Portrait de Michel de l'Hospital - Musée du Louvre

vendredi 27 mai 2022

Joachimi Bellaii Andini Poematum : Les élégies latines de Joachim du Bellay, angevin (1558)

En 1553, Joachim du Bellay quitte la France pour accompagner son oncle, le cardinal Jean du Bellay, à la cour pontificale de Rome. La perspective de vivre sur les lieux où vécurent tant de figures antiques et de découvrir les antiquités de Rome l’enthousiasme. Il compte jouer un rôle politique.

Mais il va rapidement déchanter, déçu par Rome, par les intrigues de la Cour comme par les missions qu’on lui confie. Le cardinal du Bellay est tombé en disgrâce auprès du roi de France et ne peut guère influer sur le cours des évènements. Joachim s’ennuie. Plusieurs fois, il envisage un retour au pays natal mais l’espoir d’une brillante carrière diplomatique le retient à Rome. Réduit à administrer l’intendance de la maison du cardinal, il met à profit ses longues périodes d’oisiveté en écrivant des poèmes en français ou en latin, alternant les sonnets, les élégies, les œuvres satiriques et les épigrammes.

L’édition des Poemata chez Fédéric Morel, au Franc Meurier.

En août 1557, Joachim tombe malade et souffre de plus en plus de surdité, le cardinal Jean du Bellay le renvoie en France. Le poète loge au cloître Notre-Dame chez son ami Claude de Bizé, auquel il s'adresse dans les sonnets 64, 136 et 142 des Regrets.

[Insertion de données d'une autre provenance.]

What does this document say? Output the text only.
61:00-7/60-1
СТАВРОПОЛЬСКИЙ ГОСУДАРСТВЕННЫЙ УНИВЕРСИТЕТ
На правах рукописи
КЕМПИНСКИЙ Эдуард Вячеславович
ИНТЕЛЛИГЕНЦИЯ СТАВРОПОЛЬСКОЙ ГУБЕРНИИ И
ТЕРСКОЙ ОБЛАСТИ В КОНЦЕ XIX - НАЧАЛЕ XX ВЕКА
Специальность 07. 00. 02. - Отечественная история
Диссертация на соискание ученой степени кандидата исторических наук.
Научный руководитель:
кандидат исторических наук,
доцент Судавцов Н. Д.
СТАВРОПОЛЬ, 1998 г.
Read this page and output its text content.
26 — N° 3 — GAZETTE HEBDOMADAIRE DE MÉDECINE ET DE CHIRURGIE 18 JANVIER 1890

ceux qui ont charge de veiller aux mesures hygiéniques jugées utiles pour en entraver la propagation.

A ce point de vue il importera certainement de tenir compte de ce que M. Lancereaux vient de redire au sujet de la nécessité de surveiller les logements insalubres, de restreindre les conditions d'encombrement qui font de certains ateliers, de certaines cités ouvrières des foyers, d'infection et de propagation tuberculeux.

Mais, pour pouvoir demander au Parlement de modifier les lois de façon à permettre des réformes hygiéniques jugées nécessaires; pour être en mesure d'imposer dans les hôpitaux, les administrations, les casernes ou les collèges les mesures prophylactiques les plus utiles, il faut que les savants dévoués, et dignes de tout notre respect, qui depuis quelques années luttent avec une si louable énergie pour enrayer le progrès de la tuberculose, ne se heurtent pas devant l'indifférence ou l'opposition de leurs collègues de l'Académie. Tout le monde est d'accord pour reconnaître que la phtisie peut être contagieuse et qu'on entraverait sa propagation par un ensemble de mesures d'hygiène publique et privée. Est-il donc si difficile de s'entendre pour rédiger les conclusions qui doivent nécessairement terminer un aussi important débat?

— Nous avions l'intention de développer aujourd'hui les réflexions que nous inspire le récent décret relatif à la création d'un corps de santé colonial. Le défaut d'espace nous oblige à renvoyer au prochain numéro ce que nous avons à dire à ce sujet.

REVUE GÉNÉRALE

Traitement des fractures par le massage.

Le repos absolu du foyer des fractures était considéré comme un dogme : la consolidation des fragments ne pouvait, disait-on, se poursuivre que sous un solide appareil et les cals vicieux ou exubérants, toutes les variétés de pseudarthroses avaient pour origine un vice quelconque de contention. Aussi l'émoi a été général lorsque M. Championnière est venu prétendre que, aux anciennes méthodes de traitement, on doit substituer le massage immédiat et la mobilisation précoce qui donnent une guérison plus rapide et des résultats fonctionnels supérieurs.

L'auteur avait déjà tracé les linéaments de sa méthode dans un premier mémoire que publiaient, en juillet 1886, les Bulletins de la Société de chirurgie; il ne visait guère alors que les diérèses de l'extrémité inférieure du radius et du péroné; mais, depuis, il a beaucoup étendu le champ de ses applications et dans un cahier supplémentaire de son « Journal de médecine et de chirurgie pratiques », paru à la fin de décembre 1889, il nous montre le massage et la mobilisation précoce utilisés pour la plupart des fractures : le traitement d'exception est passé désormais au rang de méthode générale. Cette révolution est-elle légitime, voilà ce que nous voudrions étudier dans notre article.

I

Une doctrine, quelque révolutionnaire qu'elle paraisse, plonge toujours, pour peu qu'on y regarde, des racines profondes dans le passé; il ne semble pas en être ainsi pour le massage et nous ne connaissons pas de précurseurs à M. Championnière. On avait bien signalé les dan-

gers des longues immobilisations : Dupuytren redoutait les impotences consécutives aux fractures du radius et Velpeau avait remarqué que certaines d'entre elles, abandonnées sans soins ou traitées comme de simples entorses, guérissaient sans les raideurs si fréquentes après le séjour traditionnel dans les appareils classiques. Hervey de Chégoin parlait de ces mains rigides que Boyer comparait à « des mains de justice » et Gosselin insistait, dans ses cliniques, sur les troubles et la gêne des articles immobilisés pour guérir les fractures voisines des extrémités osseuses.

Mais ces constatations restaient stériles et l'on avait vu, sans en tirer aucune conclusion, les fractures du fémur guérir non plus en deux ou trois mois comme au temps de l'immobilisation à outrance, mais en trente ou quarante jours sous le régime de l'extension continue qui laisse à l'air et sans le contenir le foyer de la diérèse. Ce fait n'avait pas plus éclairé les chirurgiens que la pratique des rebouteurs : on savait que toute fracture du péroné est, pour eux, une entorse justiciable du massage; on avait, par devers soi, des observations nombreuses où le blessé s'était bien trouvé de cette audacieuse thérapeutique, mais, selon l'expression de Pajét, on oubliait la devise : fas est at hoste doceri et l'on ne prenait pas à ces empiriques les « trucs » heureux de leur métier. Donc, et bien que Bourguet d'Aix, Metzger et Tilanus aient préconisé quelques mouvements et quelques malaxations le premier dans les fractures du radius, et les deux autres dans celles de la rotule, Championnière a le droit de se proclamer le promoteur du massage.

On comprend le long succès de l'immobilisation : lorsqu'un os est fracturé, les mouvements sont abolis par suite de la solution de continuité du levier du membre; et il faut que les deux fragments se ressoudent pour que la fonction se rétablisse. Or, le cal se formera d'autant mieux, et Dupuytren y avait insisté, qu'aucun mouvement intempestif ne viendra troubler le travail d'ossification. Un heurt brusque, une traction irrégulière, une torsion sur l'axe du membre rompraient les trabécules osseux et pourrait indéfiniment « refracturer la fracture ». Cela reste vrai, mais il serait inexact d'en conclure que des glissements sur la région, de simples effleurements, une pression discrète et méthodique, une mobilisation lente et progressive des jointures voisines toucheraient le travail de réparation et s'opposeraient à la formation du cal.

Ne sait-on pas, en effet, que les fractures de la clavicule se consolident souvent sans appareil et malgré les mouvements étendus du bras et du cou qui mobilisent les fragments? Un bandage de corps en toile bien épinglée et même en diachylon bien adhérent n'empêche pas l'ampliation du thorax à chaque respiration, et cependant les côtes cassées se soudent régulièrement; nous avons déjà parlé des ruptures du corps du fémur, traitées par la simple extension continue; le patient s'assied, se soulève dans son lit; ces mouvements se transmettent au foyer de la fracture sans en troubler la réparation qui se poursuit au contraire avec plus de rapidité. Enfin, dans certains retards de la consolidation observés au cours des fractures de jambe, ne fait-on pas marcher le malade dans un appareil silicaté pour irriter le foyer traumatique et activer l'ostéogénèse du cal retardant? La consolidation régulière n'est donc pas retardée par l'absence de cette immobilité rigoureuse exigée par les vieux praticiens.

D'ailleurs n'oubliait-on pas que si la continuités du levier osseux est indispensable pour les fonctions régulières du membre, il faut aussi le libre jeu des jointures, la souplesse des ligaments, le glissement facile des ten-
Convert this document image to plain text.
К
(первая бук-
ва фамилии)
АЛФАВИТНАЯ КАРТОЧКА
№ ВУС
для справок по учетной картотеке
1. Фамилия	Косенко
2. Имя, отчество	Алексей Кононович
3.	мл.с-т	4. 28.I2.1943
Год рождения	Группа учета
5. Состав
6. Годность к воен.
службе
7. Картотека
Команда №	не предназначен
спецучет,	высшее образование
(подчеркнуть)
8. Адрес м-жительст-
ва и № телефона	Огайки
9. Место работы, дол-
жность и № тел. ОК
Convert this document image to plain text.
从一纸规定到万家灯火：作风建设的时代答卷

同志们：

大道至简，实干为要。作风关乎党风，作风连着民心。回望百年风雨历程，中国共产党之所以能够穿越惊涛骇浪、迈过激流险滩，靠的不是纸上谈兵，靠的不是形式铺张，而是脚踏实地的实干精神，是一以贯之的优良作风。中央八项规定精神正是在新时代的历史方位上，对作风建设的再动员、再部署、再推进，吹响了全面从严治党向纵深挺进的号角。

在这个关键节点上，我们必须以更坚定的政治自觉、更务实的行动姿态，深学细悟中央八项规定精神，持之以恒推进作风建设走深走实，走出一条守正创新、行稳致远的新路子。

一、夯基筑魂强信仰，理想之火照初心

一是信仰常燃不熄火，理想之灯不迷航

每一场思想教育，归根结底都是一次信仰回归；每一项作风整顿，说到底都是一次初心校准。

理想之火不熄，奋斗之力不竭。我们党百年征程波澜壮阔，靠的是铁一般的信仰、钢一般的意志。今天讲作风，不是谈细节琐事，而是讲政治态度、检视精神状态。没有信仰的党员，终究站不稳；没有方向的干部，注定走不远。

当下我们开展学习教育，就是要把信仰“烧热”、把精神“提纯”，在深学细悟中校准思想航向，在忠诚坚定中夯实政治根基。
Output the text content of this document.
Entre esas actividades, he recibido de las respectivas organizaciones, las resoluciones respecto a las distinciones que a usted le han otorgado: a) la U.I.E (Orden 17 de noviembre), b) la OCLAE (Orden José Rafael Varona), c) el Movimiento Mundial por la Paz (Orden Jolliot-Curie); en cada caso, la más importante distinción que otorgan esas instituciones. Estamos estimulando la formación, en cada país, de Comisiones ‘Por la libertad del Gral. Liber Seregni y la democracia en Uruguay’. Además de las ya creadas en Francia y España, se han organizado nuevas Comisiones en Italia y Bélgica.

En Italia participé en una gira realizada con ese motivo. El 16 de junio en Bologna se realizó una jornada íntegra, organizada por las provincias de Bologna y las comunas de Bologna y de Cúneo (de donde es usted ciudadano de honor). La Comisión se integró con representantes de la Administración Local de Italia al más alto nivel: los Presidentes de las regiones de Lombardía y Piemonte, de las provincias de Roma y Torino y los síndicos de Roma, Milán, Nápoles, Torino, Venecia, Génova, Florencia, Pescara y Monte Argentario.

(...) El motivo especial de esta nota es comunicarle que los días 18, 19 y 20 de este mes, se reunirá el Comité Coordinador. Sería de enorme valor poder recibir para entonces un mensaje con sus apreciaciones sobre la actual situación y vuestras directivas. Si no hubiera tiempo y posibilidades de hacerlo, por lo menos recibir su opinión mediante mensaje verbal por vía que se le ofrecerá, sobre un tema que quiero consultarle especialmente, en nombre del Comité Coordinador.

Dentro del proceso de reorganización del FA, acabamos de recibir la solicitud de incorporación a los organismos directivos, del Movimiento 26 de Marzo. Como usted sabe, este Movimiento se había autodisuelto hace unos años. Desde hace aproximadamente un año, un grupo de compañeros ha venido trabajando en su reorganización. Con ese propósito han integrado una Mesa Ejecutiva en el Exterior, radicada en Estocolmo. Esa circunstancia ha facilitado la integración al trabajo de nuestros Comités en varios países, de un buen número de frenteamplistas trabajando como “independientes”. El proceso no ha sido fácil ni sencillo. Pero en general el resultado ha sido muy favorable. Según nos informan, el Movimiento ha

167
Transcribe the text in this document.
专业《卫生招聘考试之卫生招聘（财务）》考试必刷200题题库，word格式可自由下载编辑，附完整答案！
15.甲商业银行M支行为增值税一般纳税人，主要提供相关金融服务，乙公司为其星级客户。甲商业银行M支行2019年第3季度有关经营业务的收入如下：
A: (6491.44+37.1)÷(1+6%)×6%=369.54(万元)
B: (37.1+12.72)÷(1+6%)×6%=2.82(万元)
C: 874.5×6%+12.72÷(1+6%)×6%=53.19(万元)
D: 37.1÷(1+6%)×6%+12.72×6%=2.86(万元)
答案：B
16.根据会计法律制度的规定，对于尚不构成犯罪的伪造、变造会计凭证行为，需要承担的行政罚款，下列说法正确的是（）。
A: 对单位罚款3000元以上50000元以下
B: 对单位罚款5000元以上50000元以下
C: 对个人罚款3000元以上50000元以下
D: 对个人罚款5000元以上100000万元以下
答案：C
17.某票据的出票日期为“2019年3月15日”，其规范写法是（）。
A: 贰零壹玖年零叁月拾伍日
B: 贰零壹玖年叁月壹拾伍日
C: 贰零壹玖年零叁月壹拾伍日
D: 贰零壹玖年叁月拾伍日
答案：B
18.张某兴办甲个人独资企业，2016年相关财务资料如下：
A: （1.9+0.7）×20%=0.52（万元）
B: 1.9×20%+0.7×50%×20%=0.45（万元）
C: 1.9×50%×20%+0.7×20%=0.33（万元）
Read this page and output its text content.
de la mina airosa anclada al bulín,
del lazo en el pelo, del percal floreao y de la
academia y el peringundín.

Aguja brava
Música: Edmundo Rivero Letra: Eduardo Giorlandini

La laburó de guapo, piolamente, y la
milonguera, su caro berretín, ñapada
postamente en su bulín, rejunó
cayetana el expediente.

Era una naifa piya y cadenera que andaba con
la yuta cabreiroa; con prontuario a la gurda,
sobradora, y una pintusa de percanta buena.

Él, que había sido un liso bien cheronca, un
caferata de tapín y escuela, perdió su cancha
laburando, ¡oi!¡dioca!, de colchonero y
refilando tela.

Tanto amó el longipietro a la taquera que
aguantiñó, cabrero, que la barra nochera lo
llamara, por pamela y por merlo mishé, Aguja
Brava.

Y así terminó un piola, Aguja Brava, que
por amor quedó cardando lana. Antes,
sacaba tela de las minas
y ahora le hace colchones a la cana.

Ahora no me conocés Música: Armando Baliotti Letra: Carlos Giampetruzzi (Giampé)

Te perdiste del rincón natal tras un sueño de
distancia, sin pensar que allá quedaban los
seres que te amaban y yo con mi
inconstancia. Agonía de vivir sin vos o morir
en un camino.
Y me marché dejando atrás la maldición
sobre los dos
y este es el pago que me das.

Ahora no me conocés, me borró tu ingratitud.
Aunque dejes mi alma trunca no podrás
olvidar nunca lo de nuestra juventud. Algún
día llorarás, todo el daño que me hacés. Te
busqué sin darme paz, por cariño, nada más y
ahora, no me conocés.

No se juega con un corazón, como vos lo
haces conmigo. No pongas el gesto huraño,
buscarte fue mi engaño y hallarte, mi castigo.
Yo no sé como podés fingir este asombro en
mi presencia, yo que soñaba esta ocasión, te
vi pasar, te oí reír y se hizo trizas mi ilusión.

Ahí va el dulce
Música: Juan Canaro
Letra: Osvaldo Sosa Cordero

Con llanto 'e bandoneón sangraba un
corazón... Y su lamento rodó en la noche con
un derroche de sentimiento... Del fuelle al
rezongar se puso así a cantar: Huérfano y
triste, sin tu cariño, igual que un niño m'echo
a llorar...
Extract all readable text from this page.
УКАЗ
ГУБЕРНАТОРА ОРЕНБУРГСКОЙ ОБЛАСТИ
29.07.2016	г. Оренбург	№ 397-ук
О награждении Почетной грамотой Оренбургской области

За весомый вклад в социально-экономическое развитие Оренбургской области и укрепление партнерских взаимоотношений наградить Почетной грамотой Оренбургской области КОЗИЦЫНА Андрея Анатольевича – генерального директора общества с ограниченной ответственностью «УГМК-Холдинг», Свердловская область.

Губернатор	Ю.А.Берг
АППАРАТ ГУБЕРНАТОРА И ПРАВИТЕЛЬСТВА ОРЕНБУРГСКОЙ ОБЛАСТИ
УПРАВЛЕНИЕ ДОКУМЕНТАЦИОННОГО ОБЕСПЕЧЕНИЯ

En janvier 1558, il fait publier par Fédéric Morel, tenant boutique rue Jean de Beauvais, ses trois principaux recueils : Les Regrets, Les Antiquités de Rome et les Poemata. Alors que les Antiquités de Rome évoquent la grandeur et le déclin de l'ancienne capitale du monde, Les Regrets fustigent la corruption de la Rome moderne et témoignent de la douleur de l'exil. Joachimi Bellaii Andini Poematum libri Quatuor est un recueil plus hétérogène, composés de 162 pièces inédites divisées en quatre parties distinctes : Elegiae, Epigrammata, Amores et Tumuli. La première partie, les élégies, constitue le pendant latin des Regrets. Leur date de parution peut-être estimée à novembre ou décembre 1558 puisqu’ils contiennent une épitaphe de Saint Gelais, mort le 14 octobre (Tum. 39) bien qu'ils portent au verso de leur page de titre un privilège à la date du 3 mars, qui protège les autres recueils publiés bien plus tôt dans l’année comme les Antiquitez.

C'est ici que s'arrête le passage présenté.